Mouchka, biographie d'une résistante devenue hôtesse de l'air à la Sabena

Mouchka, biographie d'une résistante devenue hôtesse de l'air à la Sabena
Mouchka, biographie d'une résistante devenue hôtesse de l'air à la Sabena - © Tous droits réservés

Séance académique émouvante ce lundi matin au Parlement pour la présentation d’un ouvrage consacré à Amanda Stassart dite "Mouchka", une femme engagée, résistante durant la Seconde guerre mondiale, déportée à Ravensbruck et Mauthausen, hôtesse de l'air à la Sabena puis à la TEA, qui a témoigné sur ses expériences jusqu'au bout dans les écoles et sur le lieu de sa déportation.

En 1940, Amanda Stassart, surnommée "Mouchka" par sa mère, d’origine belge, résidait à Paris où son père travaillait pour la General Motors.
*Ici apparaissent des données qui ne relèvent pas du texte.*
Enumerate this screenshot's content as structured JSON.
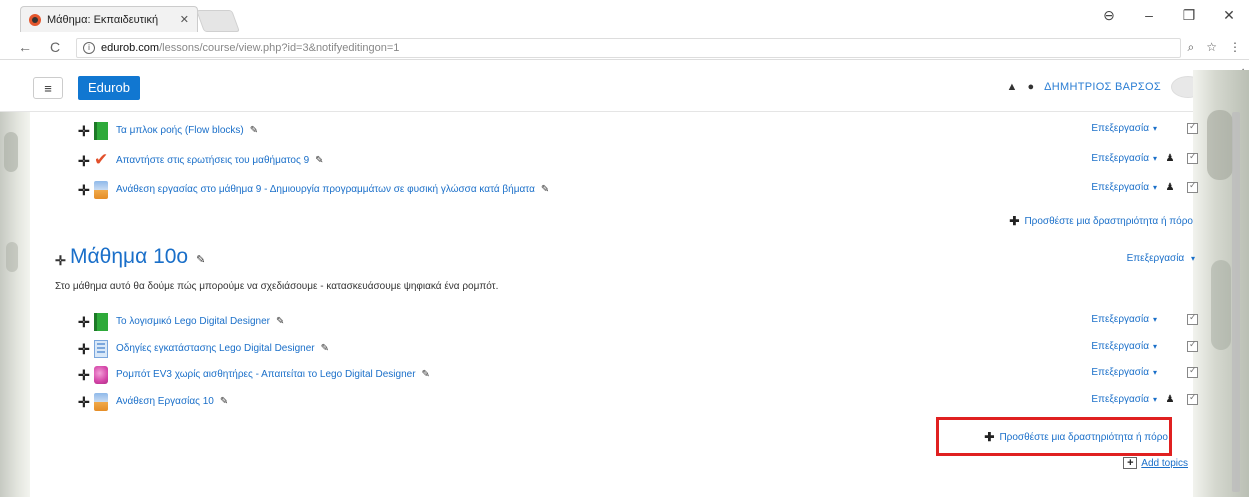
{
  "browser": {
    "tab_title": "Μάθημα: Εκπαιδευτική",
    "tab_close": "✕",
    "url_host": "edurob.com",
    "url_path": "/lessons/course/view.php?id=3&notifyeditingon=1",
    "back": "←",
    "reload": "C",
    "info": "i",
    "zoom": "⌕",
    "star": "☆",
    "menu": "⋮",
    "account": "⊖",
    "minimize": "–",
    "restore": "❐",
    "close": "✕"
  },
  "navbar": {
    "menu_glyph": "≡",
    "brand": "Edurob",
    "bell": "🔔",
    "chat": "💬",
    "user_name": "ΔΗΜΗΤΡΙΟΣ ΒΑΡΣΟΣ",
    "caret": "▾"
  },
  "common": {
    "move": "✛",
    "pencil": "✎",
    "edit_label": "Επεξεργασία",
    "edit_caret": "▾",
    "person": "♟",
    "add_activity_plus": "✚"
  },
  "section_prev": {
    "activities": [
      {
        "icon": "book-icon",
        "name": "Τα μπλοκ ροής (Flow blocks)",
        "restricted": false
      },
      {
        "icon": "quiz-icon",
        "name": "Απαντήστε στις ερωτήσεις του μαθήματος 9",
        "restricted": true
      },
      {
        "icon": "assignment-icon",
        "name": "Ανάθεση εργασίας στο μάθημα 9 - Δημιουργία προγραμμάτων σε φυσική γλώσσα κατά βήματα",
        "restricted": true
      }
    ],
    "add_activity": "Προσθέστε μια δραστηριότητα ή πόρο"
  },
  "section_10": {
    "title": "Μάθημα 10ο",
    "edit_label": "Επεξεργασία",
    "summary": "Στο μάθημα αυτό θα δούμε πώς μπορούμε να σχεδιάσουμε - κατασκευάσουμε ψηφιακά ένα ρομπότ.",
    "activities": [
      {
        "icon": "book-icon",
        "name": "Το λογισμικό Lego Digital Designer",
        "restricted": false
      },
      {
        "icon": "page-icon",
        "name": "Οδηγίες εγκατάστασης Lego Digital Designer",
        "restricted": false
      },
      {
        "icon": "url-icon",
        "name": "Ρομπότ EV3 χωρίς αισθητήρες - Απαιτείται το Lego Digital Designer",
        "restricted": false
      },
      {
        "icon": "assignment-icon",
        "name": "Ανάθεση Εργασίας 10",
        "restricted": true
      }
    ],
    "add_activity": "Προσθέστε μια δραστηριότητα ή πόρο"
  },
  "add_topics": {
    "plus": "+",
    "label": "Add topics"
  }
}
Elle espérait alors, étudiante insouciante, faire son entrée à la Sorbonne. Mais la guerre devait en décider autrement.

En 1943, à 19 ans, elle entre dans la Résistance, transportant des mallettes tout en ignorant d'abord qu'elles contiennent des armes.
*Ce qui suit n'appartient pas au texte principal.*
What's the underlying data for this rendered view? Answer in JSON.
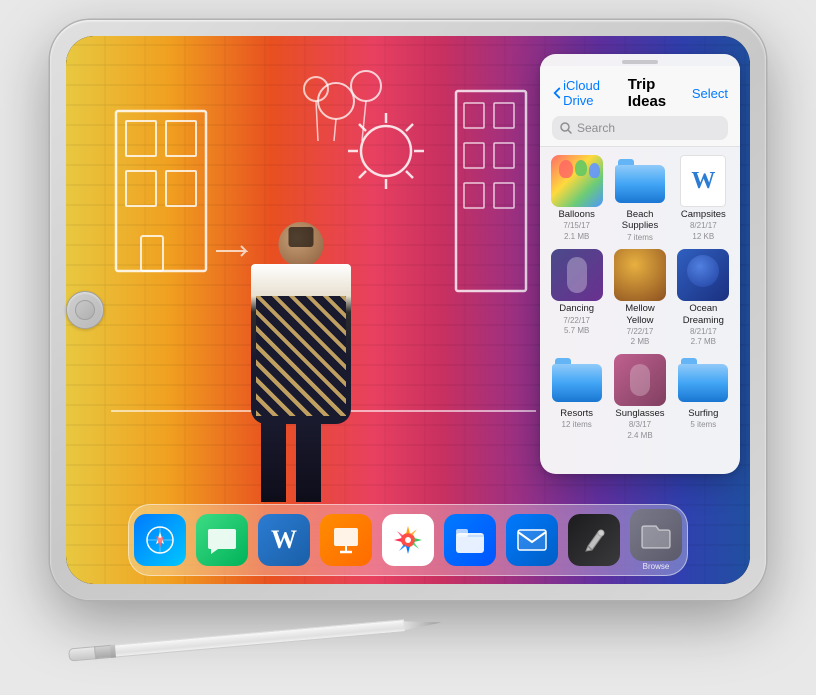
{
  "scene": {
    "background_color": "#e8e8e8"
  },
  "ipad": {
    "frame_color": "#d0d0d0"
  },
  "panel": {
    "back_label": "iCloud Drive",
    "title": "Trip Ideas",
    "select_label": "Select",
    "search_placeholder": "Search",
    "files": [
      {
        "id": "balloons",
        "name": "Balloons",
        "meta": "7/15/17\n2.1 MB",
        "type": "image",
        "thumb_class": "file-thumb-balloon"
      },
      {
        "id": "beach-supplies",
        "name": "Beach Supplies",
        "meta": "7 items",
        "type": "folder",
        "thumb_class": ""
      },
      {
        "id": "campsites",
        "name": "Campsites",
        "meta": "8/21/17\n12 KB",
        "type": "word",
        "thumb_class": "file-thumb-word"
      },
      {
        "id": "dancing",
        "name": "Dancing",
        "meta": "7/22/17\n5.7 MB",
        "type": "image",
        "thumb_class": "file-thumb-dancing"
      },
      {
        "id": "mellow-yellow",
        "name": "Mellow Yellow",
        "meta": "7/22/17\n2 MB",
        "type": "image",
        "thumb_class": "file-thumb-mellow"
      },
      {
        "id": "ocean-dreaming",
        "name": "Ocean Dreaming",
        "meta": "8/21/17\n2.7 MB",
        "type": "image",
        "thumb_class": "file-thumb-ocean"
      },
      {
        "id": "resorts",
        "name": "Resorts",
        "meta": "12 items",
        "type": "folder",
        "thumb_class": ""
      },
      {
        "id": "sunglasses",
        "name": "Sunglasses",
        "meta": "8/3/17\n2.4 MB",
        "type": "image",
        "thumb_class": "file-thumb-sunglasses"
      },
      {
        "id": "surfing",
        "name": "Surfing",
        "meta": "5 items",
        "type": "folder",
        "thumb_class": ""
      }
    ]
  },
  "dock": {
    "icons": [
      {
        "id": "safari",
        "label": "",
        "emoji": "🧭",
        "css_class": "icon-safari"
      },
      {
        "id": "messages",
        "label": "",
        "emoji": "💬",
        "css_class": "icon-messages"
      },
      {
        "id": "word",
        "label": "",
        "emoji": "W",
        "css_class": "icon-word"
      },
      {
        "id": "keynote",
        "label": "",
        "emoji": "▶",
        "css_class": "icon-keynote"
      },
      {
        "id": "photos",
        "label": "",
        "emoji": "🌸",
        "css_class": "icon-photos"
      },
      {
        "id": "files",
        "label": "",
        "emoji": "📁",
        "css_class": "icon-files"
      },
      {
        "id": "mail",
        "label": "",
        "emoji": "✉",
        "css_class": "icon-mail"
      },
      {
        "id": "pencil",
        "label": "",
        "emoji": "✏",
        "css_class": "icon-pencil-app"
      },
      {
        "id": "browse",
        "label": "Browse",
        "emoji": "📂",
        "css_class": "icon-browse"
      }
    ]
  },
  "pencil": {
    "label": "Apple Pencil"
  }
}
Ensuite imitant l'exemple de sa mère dont elle avait découvert par hasard qu’elle dissimulait Juifs et aviateurs alliés, elle rejoint le réseau Comète lancé par la Belge Andrée de Jonghe, vaste réseau d'exfiltration vers l'Espagne et l'Angleterre des aviateurs abattus.

Ayant de la famille dans le sud de la Belgique, région de Couvin, elle allait assurer elle-même une série de transferts du nord de la France jusqu’à la frontière espagnole. A ses risques et périls.
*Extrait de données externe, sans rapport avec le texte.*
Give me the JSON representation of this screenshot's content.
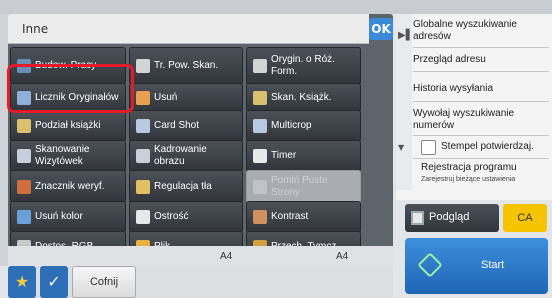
{
  "panel": {
    "title": "Inne",
    "ok_label": "OK"
  },
  "buttons": [
    {
      "id": "budow-pracy",
      "label": "Budow. Pracy",
      "icon_color": "#6b8fb8",
      "icon": "stack-icon"
    },
    {
      "id": "tr-pow-skan",
      "label": "Tr. Pow. Skan.",
      "icon_color": "#d4d4d4",
      "icon": "page-icon"
    },
    {
      "id": "orygin-roz-form",
      "label": "Orygin. o Róż. Form.",
      "icon_color": "#d4d4d4",
      "icon": "pages-icon"
    },
    {
      "id": "licznik-oryginalow",
      "label": "Licznik Oryginałów",
      "icon_color": "#8fb0d8",
      "icon": "counter-icon"
    },
    {
      "id": "usun",
      "label": "Usuń",
      "icon_color": "#e8a050",
      "icon": "erase-icon"
    },
    {
      "id": "skan-ksiazk",
      "label": "Skan. Książk.",
      "icon_color": "#d8c070",
      "icon": "book-icon"
    },
    {
      "id": "podzial-ksiazki",
      "label": "Podział książki",
      "icon_color": "#d8c070",
      "icon": "book-split-icon"
    },
    {
      "id": "card-shot",
      "label": "Card Shot",
      "icon_color": "#b8c8e0",
      "icon": "card-icon"
    },
    {
      "id": "multicrop",
      "label": "Multicrop",
      "icon_color": "#b8c8e0",
      "icon": "crop-icon"
    },
    {
      "id": "skanowanie-wizytowek",
      "label": "Skanowanie Wizytówek",
      "icon_color": "#c8d0dc",
      "icon": "business-card-icon"
    },
    {
      "id": "kadrowanie-obrazu",
      "label": "Kadrowanie obrazu",
      "icon_color": "#c8d0dc",
      "icon": "image-crop-icon"
    },
    {
      "id": "timer",
      "label": "Timer",
      "icon_color": "#e8e8e8",
      "icon": "clock-icon"
    },
    {
      "id": "znacznik-weryf",
      "label": "Znacznik weryf.",
      "icon_color": "#d07040",
      "icon": "verify-stamp-icon"
    },
    {
      "id": "regulacja-tla",
      "label": "Regulacja tła",
      "icon_color": "#e0c060",
      "icon": "background-adjust-icon"
    },
    {
      "id": "pomin-puste-strony",
      "label": "Pomiń Puste Strony",
      "icon_color": "#c0c4c8",
      "icon": "blank-page-icon",
      "disabled": true
    },
    {
      "id": "usun-kolor",
      "label": "Usuń kolor",
      "icon_color": "#6aa0d8",
      "icon": "color-remove-icon"
    },
    {
      "id": "ostrosc",
      "label": "Ostrość",
      "icon_color": "#e8e8e8",
      "icon": "sharpness-icon"
    },
    {
      "id": "kontrast",
      "label": "Kontrast",
      "icon_color": "#d09060",
      "icon": "contrast-icon"
    },
    {
      "id": "dostos-rgb",
      "label": "Dostos. RGB",
      "icon_color": "#c8c8c8",
      "icon": "rgb-sliders-icon"
    },
    {
      "id": "plik",
      "label": "Plik",
      "icon_color": "#e8b040",
      "icon": "folder-icon"
    },
    {
      "id": "przech-tymcz",
      "label": "Przech. Tymcz.",
      "icon_color": "#d0a040",
      "icon": "temp-storage-icon"
    }
  ],
  "paper": {
    "left": "A4",
    "right": "A4"
  },
  "bottom": {
    "star_glyph": "★",
    "check_glyph": "✓",
    "undo_label": "Cofnij"
  },
  "right": {
    "links": [
      "Globalne wyszukiwanie adresów",
      "Przegląd adresu",
      "Historia wysyłania",
      "Wywołaj wyszukiwanie numerów"
    ],
    "checkbox_label": "Stempel potwierdzaj.",
    "reg_label": "Rejestracja programu",
    "reg_sub": "Zarejestruj bieżące ustawienia",
    "preview_label": "Podgląd",
    "ca_label": "CA",
    "start_label": "Start"
  },
  "colors": {
    "highlight": "#e21a2a",
    "accent": "#3c8bd6",
    "ca": "#f4c400"
  }
}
Des activités sous le nom de "Diane" qui lui vaudront ainsi qu'à sa mère en 1944 arrestation, tortures par la Gestapo dans son sinistre QG de la rue Saussaies à Paris, internement à la prison de Fresnes, puis déportation à Ravensbrück. Où elle et sa mère sont recrutées pour de travaux forcés.

Amanda " Mouchka ", victime d’un coup de hache, y perdra un œil. Et sa mère y succombera d’épuisement. Une mère qu’elle n’aura pu veiller mais qu’elle sera contrainte par une gardienne sadique de dévêtir et de mener au four crématoire un jour de février 1945.

Libérée de Mauthausen, Amanda Stassart se retrouve alors seule à Paris, orpheline de mère mais aussi de père. Celui-ci, refusant de travailler pour l’occupant, avait choisi de prendre le maquis. Il ne réapparaîtra jamais. Sa fille ne découvrit qu’au début des années 2000 qu’il a finalement été arrêté et a fini dans un autre camp.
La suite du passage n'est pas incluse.